Collision-domain segmentation and VLANs
Switches confine collisions to individual links and can be logically partitioned into virtual LANs, isolating broadcast traffic and grouping hosts independently of physical wiring for security and manageability.

Clinical relevance

Switched LANs are the everyday building block of enterprise, campus, and data-center networks. Self-learning switches make plug-and-play local networking possible, VLANs let one physical infrastructure serve many logical networks for isolation and security, and understanding ARP and broadcast domains is essential for diagnosing connectivity problems, broadcast storms, and address conflicts.

History

Early LANs used shared media where all hosts shared one collision domain.

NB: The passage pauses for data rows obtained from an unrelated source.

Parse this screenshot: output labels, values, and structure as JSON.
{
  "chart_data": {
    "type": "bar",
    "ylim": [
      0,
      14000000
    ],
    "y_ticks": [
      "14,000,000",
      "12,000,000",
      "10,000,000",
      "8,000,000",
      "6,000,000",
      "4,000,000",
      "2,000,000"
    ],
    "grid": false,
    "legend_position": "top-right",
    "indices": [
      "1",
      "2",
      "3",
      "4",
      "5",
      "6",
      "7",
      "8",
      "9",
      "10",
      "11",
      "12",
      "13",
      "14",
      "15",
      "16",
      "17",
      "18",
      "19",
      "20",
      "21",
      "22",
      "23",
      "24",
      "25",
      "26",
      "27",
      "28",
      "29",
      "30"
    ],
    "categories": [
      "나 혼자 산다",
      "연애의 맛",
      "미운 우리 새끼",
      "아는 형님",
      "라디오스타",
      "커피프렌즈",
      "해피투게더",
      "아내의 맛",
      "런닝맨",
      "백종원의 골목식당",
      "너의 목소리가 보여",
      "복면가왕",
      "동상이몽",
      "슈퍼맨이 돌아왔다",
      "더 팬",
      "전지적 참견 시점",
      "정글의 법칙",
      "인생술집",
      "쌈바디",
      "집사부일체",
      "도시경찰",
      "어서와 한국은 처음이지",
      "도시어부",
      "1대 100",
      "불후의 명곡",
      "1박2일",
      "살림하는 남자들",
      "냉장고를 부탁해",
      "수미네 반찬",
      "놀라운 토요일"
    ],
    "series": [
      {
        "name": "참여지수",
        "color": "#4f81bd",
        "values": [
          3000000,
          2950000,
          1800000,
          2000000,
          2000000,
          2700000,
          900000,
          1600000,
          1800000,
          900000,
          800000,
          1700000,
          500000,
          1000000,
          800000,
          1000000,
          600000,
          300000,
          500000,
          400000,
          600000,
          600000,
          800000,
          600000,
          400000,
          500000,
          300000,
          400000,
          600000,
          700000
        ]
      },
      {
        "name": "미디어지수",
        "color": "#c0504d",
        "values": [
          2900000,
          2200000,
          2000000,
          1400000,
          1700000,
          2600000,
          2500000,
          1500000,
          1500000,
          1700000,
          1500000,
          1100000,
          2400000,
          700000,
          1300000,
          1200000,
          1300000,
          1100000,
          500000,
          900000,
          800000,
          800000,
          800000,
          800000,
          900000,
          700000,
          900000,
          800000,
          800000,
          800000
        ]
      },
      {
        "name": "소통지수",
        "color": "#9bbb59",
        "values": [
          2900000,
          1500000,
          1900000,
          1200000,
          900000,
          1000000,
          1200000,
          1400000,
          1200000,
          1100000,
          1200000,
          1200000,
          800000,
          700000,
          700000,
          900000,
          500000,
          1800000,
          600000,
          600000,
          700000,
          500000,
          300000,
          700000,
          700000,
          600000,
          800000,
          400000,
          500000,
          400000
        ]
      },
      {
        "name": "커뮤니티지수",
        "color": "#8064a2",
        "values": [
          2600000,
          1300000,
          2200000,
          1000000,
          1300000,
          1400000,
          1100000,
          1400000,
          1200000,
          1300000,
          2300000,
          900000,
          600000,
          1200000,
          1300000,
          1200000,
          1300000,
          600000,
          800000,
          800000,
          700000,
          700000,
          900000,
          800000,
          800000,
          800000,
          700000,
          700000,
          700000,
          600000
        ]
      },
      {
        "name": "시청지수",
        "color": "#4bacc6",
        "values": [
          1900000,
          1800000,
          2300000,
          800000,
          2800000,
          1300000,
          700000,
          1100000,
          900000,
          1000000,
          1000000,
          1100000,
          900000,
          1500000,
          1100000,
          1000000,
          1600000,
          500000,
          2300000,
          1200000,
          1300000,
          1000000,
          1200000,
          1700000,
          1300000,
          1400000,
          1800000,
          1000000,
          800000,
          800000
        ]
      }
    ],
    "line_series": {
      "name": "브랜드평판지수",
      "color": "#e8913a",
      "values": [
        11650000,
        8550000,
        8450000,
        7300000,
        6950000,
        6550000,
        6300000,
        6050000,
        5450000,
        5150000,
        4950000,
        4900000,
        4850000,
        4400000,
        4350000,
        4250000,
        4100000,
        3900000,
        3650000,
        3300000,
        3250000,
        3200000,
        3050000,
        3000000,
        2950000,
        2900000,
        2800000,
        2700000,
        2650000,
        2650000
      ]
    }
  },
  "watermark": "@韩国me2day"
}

Transparent bridges, and Radia Perlman's spanning tree protocol to prevent loops among them, allowed multiple segments to be joined safely. The Address Resolution Protocol (RFC 826, 1982) linked IP to Ethernet addressing. Bridges evolved into high-port-density switches, turning LANs into fully switched, full-duplex networks with VLAN support.

Key figures

  • Radia Perlman
  • David C. Plummer
  • Larry L. Peterson

Related topics

Seminal works

  • kurose2021
  • rfc826

Frequently asked questions

How does a switch know where to send a frame?
A switch learns by watching traffic: when a frame arrives, it records the source MAC address and the port it came in on. Over time it builds a table mapping addresses to ports, so it can forward a frame only out the port toward its destination, flooding to all ports only when the destination is still unknown.
What is a VLAN?
A virtual LAN partitions a physical switch (or set of switches) into multiple logical broadcast domains. Hosts in different VLANs behave as if they were on separate switches, which improves security and isolation and lets administrators group devices logically rather than by where they are physically plugged in.